One of the more hilarious examples was when she swore I'd "never" cried as a baby. I dug into a stack of old photos and came up with several pictures of my infant self crying. "Oh," says my mum, "Well, that was your father's fault."
I'm sure I was a perfectly normal infant, who cried as much as any infant cries (which is to say - a lot).
Less amusing was when she concocted a completely false "tough-love" story about how she'd kicked me out of the house as a teenager. And told it to her university class. And then told me! When I told her in detail what I remembered about that day, she got very upset and refused to continue the conversation any further. She said it was, "too painful."
For the record, I walked out after an argument. I wasn't thrown out. And yes, it was a very painful and frightening day for her.
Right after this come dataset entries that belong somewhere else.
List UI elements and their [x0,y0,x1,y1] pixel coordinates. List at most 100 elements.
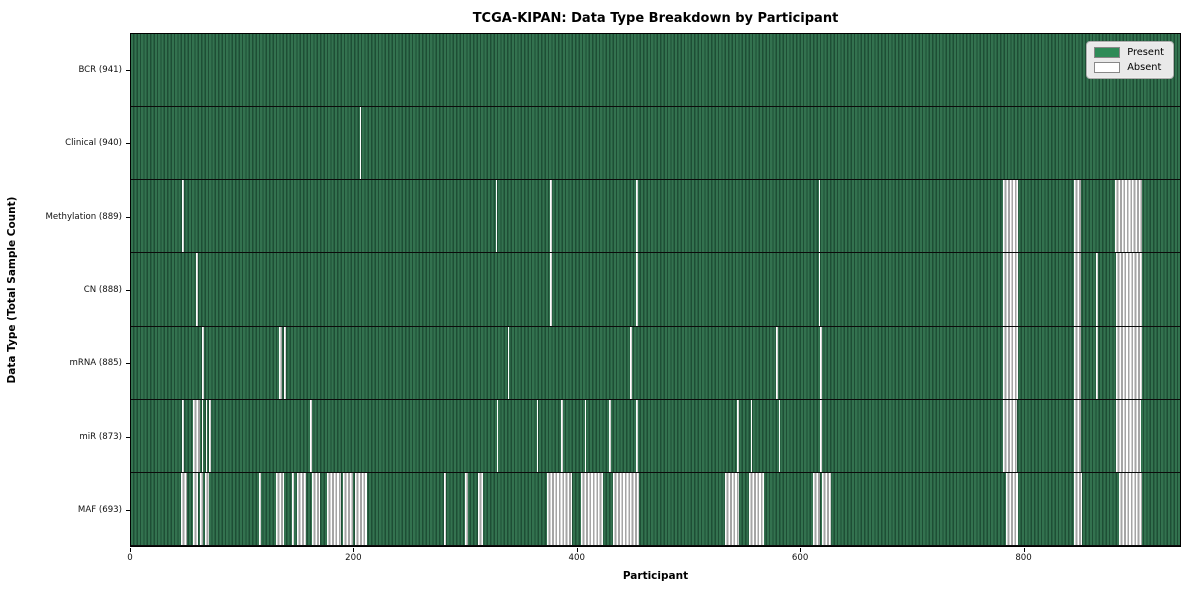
absent-stripe [635,180,638,253]
x-tick-label: 800 [1015,553,1032,563]
absent-stripe [1074,326,1081,399]
y-tick-label: Methylation (889) [45,211,122,222]
absent-stripe [818,253,821,326]
absent-stripe [507,326,510,399]
absent-stripe [819,399,822,472]
absent-stripe [1074,472,1082,545]
absent-stripe [584,399,587,472]
absent-stripe [1002,399,1018,472]
absent-stripe [630,326,633,399]
absent-stripe [581,472,603,545]
absent-stripe [635,399,638,472]
absent-stripe [202,326,205,399]
absent-stripe [291,472,294,545]
absent-stripe [205,472,210,545]
y-tick-label: MAF (693) [77,505,122,516]
absent-stripe [536,399,539,472]
y-tick-label: CN (888) [83,285,122,295]
absent-stripe [737,399,740,472]
absent-stripe [195,253,199,326]
absent-stripe [1115,180,1143,253]
absent-stripe [1074,399,1081,472]
absent-stripe [1096,253,1099,326]
absent-stripe [1074,180,1081,253]
legend-label-present: Present [1127,47,1164,58]
absent-stripe [355,472,368,545]
absent-stripe [342,472,353,545]
absent-stripe [181,472,187,545]
x-tick-label: 200 [345,553,362,563]
x-tick-mark [130,548,131,552]
absent-stripe [199,472,203,545]
heatmap-row-Clinical [131,107,1180,181]
legend-label-absent: Absent [1127,62,1162,73]
heatmap-row-MAF [131,472,1180,546]
absent-stripe [750,399,753,472]
absent-stripe [818,180,821,253]
absent-stripe [778,399,781,472]
x-tick-mark [1023,548,1025,552]
y-tick-label: mRNA (885) [69,358,123,369]
x-tick-label: 0 [127,553,133,563]
absent-stripe [725,472,739,545]
heatmap-row-BCR [131,34,1180,108]
absent-stripe [1006,472,1019,545]
absent-stripe [279,326,283,399]
absent-stripe [182,399,184,472]
absent-stripe [259,472,261,545]
absent-stripe [1002,326,1019,399]
absent-stripe [546,472,573,545]
absent-stripe [444,472,446,545]
absent-stripe [327,472,341,545]
absent-stripe [275,472,284,545]
absent-stripe [822,472,832,545]
chart-title: TCGA-KIPAN: Data Type Breakdown by Parti… [472,11,839,26]
absent-stripe [182,180,184,253]
absent-stripe [193,399,201,472]
x-tick-mark [800,548,802,552]
absent-stripe [813,472,820,545]
absent-stripe [1074,253,1081,326]
heatmap-row-mRNA [131,326,1180,400]
absent-swatch [1094,62,1121,73]
heatmap-row-miR [131,399,1180,473]
y-tick-label: miR (873) [79,431,122,442]
y-tick-mark [126,436,130,438]
y-axis-label: Data Type (Total Sample Count) [6,196,18,384]
plot-area: Present Absent [130,33,1181,547]
absent-stripe [1118,472,1143,545]
present-swatch [1094,47,1121,58]
absent-stripe [550,253,552,326]
absent-stripe [561,399,563,472]
y-tick-label: BCR (941) [78,64,122,75]
legend-item-present: Present [1094,47,1164,58]
absent-stripe [311,472,321,545]
absent-stripe [635,253,638,326]
absent-stripe [359,107,362,180]
absent-stripe [550,180,552,253]
absent-stripe [205,399,208,472]
absent-stripe [1002,253,1019,326]
absent-stripe [776,326,779,399]
y-tick-label: Clinical (940) [65,138,122,149]
absent-stripe [819,326,822,399]
heatmap-row-Methylation [131,180,1180,254]
absent-stripe [209,399,211,472]
y-tick-mark [126,510,130,512]
x-axis-label: Participant [622,570,689,582]
y-tick-mark [126,69,130,71]
x-tick-label: 600 [791,553,809,563]
y-tick-mark [126,363,130,365]
absent-stripe [748,472,765,545]
x-tick-mark [576,548,578,552]
absent-stripe [297,472,306,545]
absent-stripe [1096,326,1099,399]
absent-stripe [496,399,499,472]
y-tick-mark [126,290,130,291]
legend: Present Absent [1086,41,1174,79]
x-tick-label: 400 [568,553,585,563]
x-tick-mark [353,548,355,552]
absent-stripe [1116,326,1143,399]
y-tick-mark [126,216,130,218]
But, even knowing her tendency to reinvent things, I was still surprised at how thoroughly she got it wrong.
When I was a kid, I used to wonder quite seriously if I was insane, because my version of events often didn't match my mother's at all. However, as I got older, my friends - and sometimes even my mother's friends! - would confirm my observations and assure me that things really had happened the way I thought they did. Thanks to them, I'm a lot more confident now.
The interesting thing is, my mother really believes the stories she tells. She's terribly earnest and honest. Just... wrong, a lot of the time.
To answer the original question: My mother thinks my childhood was much worse than I remember it being. I wish I could talk to her about it some time, but every time I try to bring it up, she dissolves into a puddle of guilt and anger. It's unfortunate.